Por eso, cuando leí la noticia del estudio internacional que sugiere que el TDAH es tratable y que los niños pueden mejorar, sentí que algo de lo que veo todos los días en mi consultorio de Córdoba Capital por fin se ponía en palabras grandes. La nota, publicada en La Razón (podés leerla acá), habla de una investigación de gran escala que aporta evidencia sólida sobre la eficacia de ciertos tratamientos. Y el dato más importante, el que me parece que va a reconfigurar las guías clínicas, es ese: los chicos pueden mejorar significativamente con el abordaje adecuado.

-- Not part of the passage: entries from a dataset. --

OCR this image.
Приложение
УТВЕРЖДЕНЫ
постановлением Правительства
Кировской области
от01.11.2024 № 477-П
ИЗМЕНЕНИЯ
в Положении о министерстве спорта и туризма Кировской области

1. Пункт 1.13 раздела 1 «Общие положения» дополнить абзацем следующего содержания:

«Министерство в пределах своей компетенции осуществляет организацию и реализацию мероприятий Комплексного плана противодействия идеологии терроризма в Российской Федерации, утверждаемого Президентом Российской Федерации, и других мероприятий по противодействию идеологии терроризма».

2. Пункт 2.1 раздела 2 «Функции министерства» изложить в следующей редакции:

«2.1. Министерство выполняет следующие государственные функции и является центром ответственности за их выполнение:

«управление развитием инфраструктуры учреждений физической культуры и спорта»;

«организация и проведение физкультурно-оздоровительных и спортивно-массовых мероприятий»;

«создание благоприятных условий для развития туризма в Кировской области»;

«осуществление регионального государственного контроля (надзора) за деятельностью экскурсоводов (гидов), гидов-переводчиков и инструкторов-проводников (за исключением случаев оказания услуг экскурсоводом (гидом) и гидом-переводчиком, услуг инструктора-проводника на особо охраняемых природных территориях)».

Mirá, yo no soy médica, soy psicopedagoga. No receto ni diagnostico. Pero laburo todos los días con pibes que tienen TDAH o que están en la puerta de un diagnóstico. Y te digo algo: el ‘es un vago’ que escucho en las salas de maestros me hierve la sangre. No hay chico vago. Hay chico aburrido, angustiado o mal acompañado. Y este estudio viene a confirmar, desde la ciencia, lo que muchas familias ya intuyen: que con las estrategias correctas, el pibe avanza.

La pregunta que todos se hacen

¿Qué significa que el TDAH sea ‘tratable’? ¿Que se cura? No. Bajemos un cambio y vamos por partes. Tratable quiere decir que los síntomas se pueden abordar, que el chico puede aprender a manejarlos, que el entorno puede adaptarse para que él funcione mejor. No es magia ni es una pastillita que arregla todo. Es un trabajo de hormiga, de todos los días, que combina estrategias pedagógicas, apoyo emocional y, en algunos casos, tratamiento farmacológico indicado por un neurólogo o psiquiatra.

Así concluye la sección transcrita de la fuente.